Monday also meant re-checking the stack of pro day sheets in order to peruse film of the workouts, the lone blemish on his desk. Boston College. Wake Forest. He was at Toledo when Pitt had their pro day, so now he's watching what the top Panthers did.

Johnson filled out the sheets as each 40-yard dash ran and vertical jump leaped. Then he went back to the hotel that night and logged them into the Bengals private scouting web site that amounts to a virtual draft notebook. Now he's making sure they are complete with the adjustments from the campus visits.

"Best pro day I saw this year," says Johnson, staring at a prospect's screen. "After a pro day, you're more likely to move a guy up than move a guy down. At the end of the day, his tape is the most important thing."

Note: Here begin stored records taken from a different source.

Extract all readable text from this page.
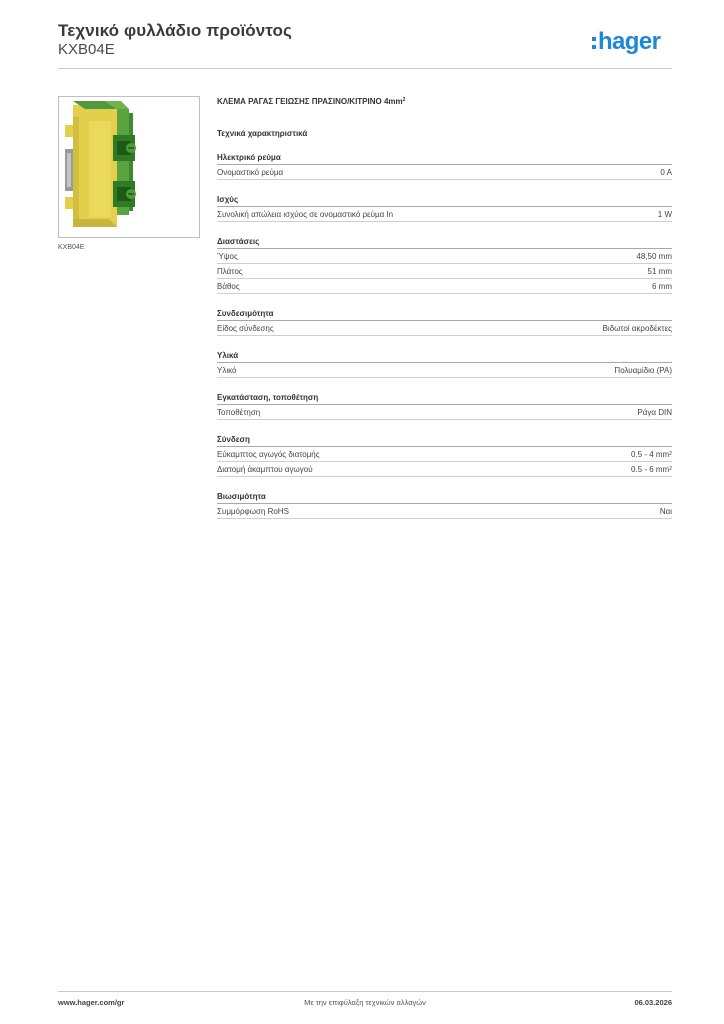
Τεχνικό φυλλάδιο προϊόντος
KXB04E	hager
KXB04E
ΚΛΕΜΑ ΡΑΓΑΣ ΓΕΙΩΣΗΣ ΠΡΑΣΙΝΟ/ΚΙΤΡΙΝΟ $4mm^2$
Τεχνικά χαρακτηριστικά
Ηλεκτρικό ρεύμα
Ονομαστικό ρεύμα	0 A
Ισχύς
Συνολική απώλεια ισχύος σε ονομαστικό ρεύμα In	1 W
Διαστάσεις
Ύψος	48,50 mm
Πλάτος	51 mm
Βάθος	6 mm
Συνδεσιμότητα
Είδος σύνδεσης	Βιδωτοί ακροδέκτες
Υλικά
Υλικό	Πολυαμίδιο (PA)
Εγκατάσταση, τοποθέτηση
Τοποθέτηση	Ράγα DIN
Σύνδεση
Εύκαμπτος αγωγός διατομής	0.5 - 4 $mm^2$
Διατομή άκαμπτου αγωγού	0.5 - 6 $mm^2$
Βιωσιμότητα
Συμμόρφωση RoHS	Ναι
Με την επιφύλαξη τεχνικών αλλαγών
www.hager.com/gr	06.03.2026
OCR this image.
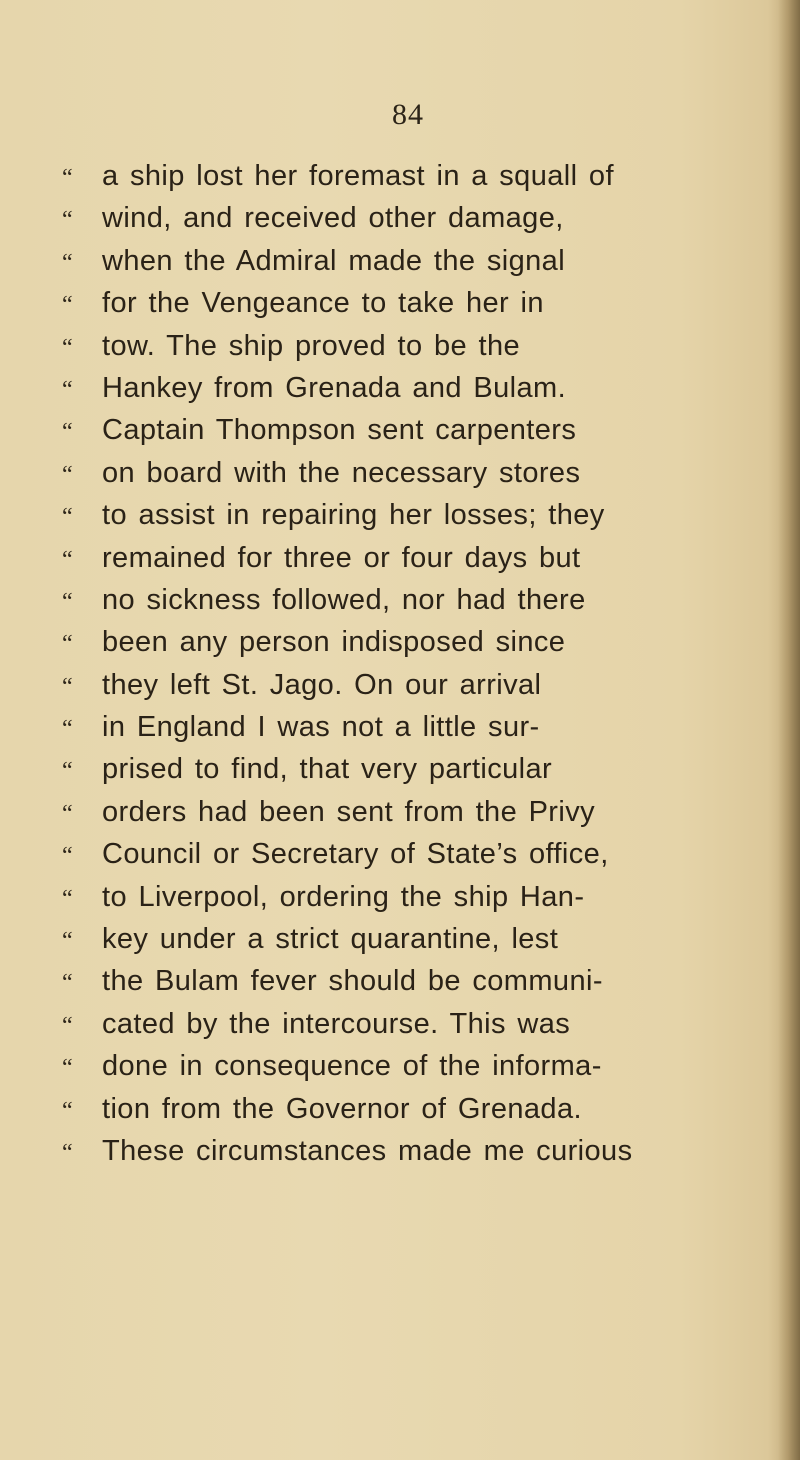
84
“	a ship lost her foremast in a squall of
“	wind, and received other damage,
“	when the Admiral made the signal
“	for the Vengeance to take her in
“	tow. The ship proved to be the
“	Hankey from Grenada and Bulam.
“	Captain Thompson sent carpenters
“	on board with the necessary stores
“	to assist in repairing her losses; they
“	remained for three or four days but
“	no sickness followed, nor had there
“	been any person indisposed since
“	they left St. Jago. On our arrival
“	in England I was not a little sur-
“	prised to find, that very particular
“	orders had been sent from the Privy
“	Council or Secretary of State’s office,
“	to Liverpool, ordering the ship Han-
“	key under a strict quarantine, lest
“	the Bulam fever should be communi-
“	cated by the intercourse. This was
“	done in consequence of the informa-
“	tion from the Governor of Grenada.
“	These circumstances made me curious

So Johnson takes a player who hasn't played much because of injuries, a guy he labeled as a free agent in the fall, and moves him "over the line," into the drafted area after that impressive pro day.

"I do that maybe two or three times a year," Johnson says.

Most schools let the scouts run the pro days and Johnson always volunteers to do whatever needs to be done. He'd rather work it than watch it. At Penn State, for instance, he had the tape measure in his left hand as he measured hand size and arm length for the group and then led the player to the height marker.

"As much time as you can spend with these guys behind the scenes, that's good stuff," Johnson says. "You see these kids when they're not buttoned down."

Johnson knows all about intangibles. When he was a senior tight end at Cornell, he won the Enzo Montemurro Award for spirit and leadership. A self-scouting report as if he's putting himself in the 2022 system:

"Big weight room guy. Good special teams player. Run down the field all-out on kicks. Good locker room leader. Whatever they needed me to do."

That's how Johnson broke into the scouting business at PBS, joining the Bengals a week before the 2016 scouting combine doing everything from chauffeuring to cataloging. Now he's a grizzled vet heading into yet another draft, still their youngest scout at 29.

His seventh draft meetings begin next Monday and last for a couple of weeks until the week of the event.

"Basically it's going over the medical reports and hearing what the position coaches think," Johnson says. "He does this well. He doesn't do this well. This is what he would be for us. It's the final pieces of the puzzle, but for (the scouts), we've been on these guys for 18 months."

They've been on them for so long and there is still three weeks to go. So there is a slice of time to get the next year's lists organized. Next to the pro day reports are the top 2023 prospects for Wake and Michigan.

"The work's all done," Johnson says. "It's a waiting game."